El panorama del cine de ficción ha ido cambiando y hoy, mucho más que antes, uno puede sentirse optimista sobre lo que vendrá. Sin embargo, en el cine chileno todavía tenemos un montón de películas de una mediocridad apabullante. Y ese, por desgracia, es el cine que se ve y del que se habla más.
Si jugamos con las ficciones históricas, una de las fantasías que puede resultar más contrastantes para medir el estado actual de nuestra cinematografía es imaginar qué cine tendríamos hoy si el golpe de Estado del ‘73 jamás hubiese ocurrido. Aunque el ejercicio resulta estéril por la situación previa a la asonada militar -una crisis demasiado grave para suponer que su desenlace no hubiera comprometido al menos en parte la estructura institucional y, por tanto, incidir dramáticamente en todos los ámbitos-, al revisar las películas de ese período, el futuro no podía ser más auspicioso. Los matices y complejidades que manejaban esas cintas son completamente ajenos a los filmes que se hacen hoy.
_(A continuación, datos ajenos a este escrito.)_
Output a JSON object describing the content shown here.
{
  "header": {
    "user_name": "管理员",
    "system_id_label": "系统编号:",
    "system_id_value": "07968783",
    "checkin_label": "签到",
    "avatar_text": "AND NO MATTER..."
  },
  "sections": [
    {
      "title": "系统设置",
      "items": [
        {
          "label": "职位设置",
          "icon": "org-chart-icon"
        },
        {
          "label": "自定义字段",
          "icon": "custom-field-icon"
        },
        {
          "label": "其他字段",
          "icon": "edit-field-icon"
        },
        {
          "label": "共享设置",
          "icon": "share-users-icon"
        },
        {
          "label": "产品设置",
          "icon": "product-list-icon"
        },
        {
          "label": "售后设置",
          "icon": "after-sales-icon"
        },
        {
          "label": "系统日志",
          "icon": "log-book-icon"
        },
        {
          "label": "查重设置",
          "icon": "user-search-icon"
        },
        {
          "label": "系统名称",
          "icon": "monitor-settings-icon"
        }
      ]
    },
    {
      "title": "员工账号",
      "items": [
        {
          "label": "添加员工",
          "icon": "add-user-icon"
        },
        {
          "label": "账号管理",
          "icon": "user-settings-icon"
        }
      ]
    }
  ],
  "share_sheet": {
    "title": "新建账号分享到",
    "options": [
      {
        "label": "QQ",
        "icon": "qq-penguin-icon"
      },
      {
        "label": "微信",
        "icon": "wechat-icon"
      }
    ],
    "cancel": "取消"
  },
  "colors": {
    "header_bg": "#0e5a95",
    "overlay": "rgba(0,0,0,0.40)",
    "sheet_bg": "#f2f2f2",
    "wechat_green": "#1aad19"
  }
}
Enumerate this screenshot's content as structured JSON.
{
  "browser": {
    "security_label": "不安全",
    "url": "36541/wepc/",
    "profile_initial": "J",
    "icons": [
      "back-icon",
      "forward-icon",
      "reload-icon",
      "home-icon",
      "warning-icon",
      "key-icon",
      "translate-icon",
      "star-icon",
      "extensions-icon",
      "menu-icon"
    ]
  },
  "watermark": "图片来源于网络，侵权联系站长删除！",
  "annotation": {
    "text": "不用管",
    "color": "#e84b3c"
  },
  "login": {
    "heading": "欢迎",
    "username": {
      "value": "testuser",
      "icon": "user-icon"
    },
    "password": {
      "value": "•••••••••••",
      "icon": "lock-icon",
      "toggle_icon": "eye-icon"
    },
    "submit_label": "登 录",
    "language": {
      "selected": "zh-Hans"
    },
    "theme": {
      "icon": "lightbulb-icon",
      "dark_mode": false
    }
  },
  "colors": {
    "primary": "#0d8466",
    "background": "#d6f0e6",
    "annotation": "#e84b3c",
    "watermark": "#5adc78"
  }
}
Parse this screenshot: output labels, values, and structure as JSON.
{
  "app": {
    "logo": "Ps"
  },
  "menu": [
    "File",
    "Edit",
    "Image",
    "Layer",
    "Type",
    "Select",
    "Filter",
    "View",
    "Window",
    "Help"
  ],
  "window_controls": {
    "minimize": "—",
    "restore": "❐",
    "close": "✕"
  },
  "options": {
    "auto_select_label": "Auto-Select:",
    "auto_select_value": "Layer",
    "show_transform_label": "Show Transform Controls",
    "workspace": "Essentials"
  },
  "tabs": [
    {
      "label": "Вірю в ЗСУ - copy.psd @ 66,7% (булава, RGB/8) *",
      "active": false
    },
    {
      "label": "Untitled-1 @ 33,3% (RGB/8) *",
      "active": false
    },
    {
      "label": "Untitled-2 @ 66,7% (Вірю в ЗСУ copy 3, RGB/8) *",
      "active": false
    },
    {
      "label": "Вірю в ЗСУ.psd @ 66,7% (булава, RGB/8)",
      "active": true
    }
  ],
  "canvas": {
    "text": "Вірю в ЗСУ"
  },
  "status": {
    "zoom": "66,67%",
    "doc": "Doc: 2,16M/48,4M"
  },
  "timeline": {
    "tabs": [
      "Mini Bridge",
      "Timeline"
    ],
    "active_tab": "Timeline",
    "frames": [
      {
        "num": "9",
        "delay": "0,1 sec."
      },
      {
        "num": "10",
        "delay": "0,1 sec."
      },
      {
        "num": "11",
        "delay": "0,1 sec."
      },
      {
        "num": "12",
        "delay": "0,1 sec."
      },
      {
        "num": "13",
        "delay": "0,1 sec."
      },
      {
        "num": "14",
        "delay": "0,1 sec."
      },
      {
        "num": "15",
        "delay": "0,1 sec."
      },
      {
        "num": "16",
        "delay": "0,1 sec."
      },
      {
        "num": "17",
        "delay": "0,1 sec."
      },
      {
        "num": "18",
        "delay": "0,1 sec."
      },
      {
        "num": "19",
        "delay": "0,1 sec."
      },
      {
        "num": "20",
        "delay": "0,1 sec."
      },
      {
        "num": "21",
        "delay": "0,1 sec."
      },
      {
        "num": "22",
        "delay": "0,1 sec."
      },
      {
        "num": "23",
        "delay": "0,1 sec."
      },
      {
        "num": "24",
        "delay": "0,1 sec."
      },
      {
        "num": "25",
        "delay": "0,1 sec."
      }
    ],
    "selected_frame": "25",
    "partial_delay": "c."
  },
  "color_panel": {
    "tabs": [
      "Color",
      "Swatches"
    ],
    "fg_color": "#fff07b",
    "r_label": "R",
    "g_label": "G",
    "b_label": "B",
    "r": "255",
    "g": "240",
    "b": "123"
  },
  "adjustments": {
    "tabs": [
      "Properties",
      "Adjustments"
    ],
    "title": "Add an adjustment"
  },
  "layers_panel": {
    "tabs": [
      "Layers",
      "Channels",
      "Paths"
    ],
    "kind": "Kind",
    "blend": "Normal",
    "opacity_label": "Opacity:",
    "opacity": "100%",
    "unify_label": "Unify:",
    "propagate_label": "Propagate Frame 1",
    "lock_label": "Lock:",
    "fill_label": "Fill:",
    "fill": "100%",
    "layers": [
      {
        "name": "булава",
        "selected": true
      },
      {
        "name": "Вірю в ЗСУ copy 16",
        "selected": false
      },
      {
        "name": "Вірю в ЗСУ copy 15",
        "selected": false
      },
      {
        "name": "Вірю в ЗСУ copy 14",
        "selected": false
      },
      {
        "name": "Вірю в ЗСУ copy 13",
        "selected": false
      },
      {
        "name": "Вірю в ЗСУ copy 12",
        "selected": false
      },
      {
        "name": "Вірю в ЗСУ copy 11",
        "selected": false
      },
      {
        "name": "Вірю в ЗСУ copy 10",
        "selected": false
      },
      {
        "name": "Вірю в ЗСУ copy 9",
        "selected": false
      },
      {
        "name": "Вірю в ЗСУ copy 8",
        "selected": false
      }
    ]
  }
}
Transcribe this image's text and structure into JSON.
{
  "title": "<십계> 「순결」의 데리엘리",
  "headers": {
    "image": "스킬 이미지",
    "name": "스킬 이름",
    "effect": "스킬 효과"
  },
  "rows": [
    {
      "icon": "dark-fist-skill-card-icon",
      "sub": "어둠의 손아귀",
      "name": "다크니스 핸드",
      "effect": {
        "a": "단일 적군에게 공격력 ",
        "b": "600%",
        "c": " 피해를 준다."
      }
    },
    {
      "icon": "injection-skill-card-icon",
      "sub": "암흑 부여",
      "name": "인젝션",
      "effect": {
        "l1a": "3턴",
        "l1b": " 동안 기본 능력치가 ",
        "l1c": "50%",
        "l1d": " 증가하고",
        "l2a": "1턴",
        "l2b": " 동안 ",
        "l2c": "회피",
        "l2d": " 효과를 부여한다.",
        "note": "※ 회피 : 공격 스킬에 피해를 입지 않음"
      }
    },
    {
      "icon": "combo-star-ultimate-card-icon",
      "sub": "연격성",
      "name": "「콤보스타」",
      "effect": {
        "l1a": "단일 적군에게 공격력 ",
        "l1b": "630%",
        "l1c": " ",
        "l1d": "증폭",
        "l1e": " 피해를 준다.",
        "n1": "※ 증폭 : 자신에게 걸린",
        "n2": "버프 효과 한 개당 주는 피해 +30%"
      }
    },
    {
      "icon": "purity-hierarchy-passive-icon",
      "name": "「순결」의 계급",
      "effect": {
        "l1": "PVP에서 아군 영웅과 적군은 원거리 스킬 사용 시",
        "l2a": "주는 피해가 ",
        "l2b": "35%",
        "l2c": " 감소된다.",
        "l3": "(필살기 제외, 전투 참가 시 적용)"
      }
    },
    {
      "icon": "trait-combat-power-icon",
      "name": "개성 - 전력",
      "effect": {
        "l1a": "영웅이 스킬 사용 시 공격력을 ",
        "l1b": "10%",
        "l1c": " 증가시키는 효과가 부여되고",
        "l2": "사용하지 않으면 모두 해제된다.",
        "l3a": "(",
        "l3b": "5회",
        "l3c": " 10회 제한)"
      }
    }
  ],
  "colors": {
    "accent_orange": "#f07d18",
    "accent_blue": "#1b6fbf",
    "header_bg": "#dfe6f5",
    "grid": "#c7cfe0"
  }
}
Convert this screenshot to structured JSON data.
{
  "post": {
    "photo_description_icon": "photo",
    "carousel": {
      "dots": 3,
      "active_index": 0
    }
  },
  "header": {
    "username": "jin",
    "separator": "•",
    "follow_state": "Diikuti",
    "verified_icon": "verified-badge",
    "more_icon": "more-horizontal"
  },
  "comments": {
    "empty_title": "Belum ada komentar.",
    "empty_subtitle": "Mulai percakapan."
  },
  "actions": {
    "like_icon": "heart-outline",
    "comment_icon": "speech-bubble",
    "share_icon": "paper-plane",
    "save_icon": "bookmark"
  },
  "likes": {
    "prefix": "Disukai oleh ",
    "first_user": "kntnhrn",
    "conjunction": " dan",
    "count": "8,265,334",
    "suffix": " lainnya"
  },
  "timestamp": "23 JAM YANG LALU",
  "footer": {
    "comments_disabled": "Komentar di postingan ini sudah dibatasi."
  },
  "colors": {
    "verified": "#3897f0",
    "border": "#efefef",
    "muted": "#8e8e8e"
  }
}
Un cine como el de Raúl Ruiz, por ejemplo, mostró rápidamente tan altos niveles de abstracción, ironía y madurez, que hasta podría decirse que con la misma rapidez tuvo señales de afectación. A la solidez prematura de una cinta como Tres tristes tigres (1968), le sigue la sofisticación hilarante sobre la intelectualidad media chilena en Nadie dijo nada (1971) -probablemente el eslabón perdido del cine chileno-, interrumpida por la pobreza estética y argumental de la mordaz -pero escolar- parodia de La colonia penal (1970), un aburridísimo happening sólo para ruizianos devotos. Fruto de una incontinencia creativa (el reconocido “padecimiento” crónico de Ruiz), aun en filmes mediocres como ese, se palpa que es una pieza más de un movimiento, valga la redundancia, en movimiento. En mayor o menor medida, las películas del Nuevo Cine Chileno estaban oxigenadas por un ambiente que, aun en su caos e inestabilidad, propiciaban la creación. Podían responder ideológicamente a esquemas políticos militantes (Littin), sardónicos (Ruiz) o humanistas (Kaulen), pero sus logros estaban muy lejos de ser superficiales.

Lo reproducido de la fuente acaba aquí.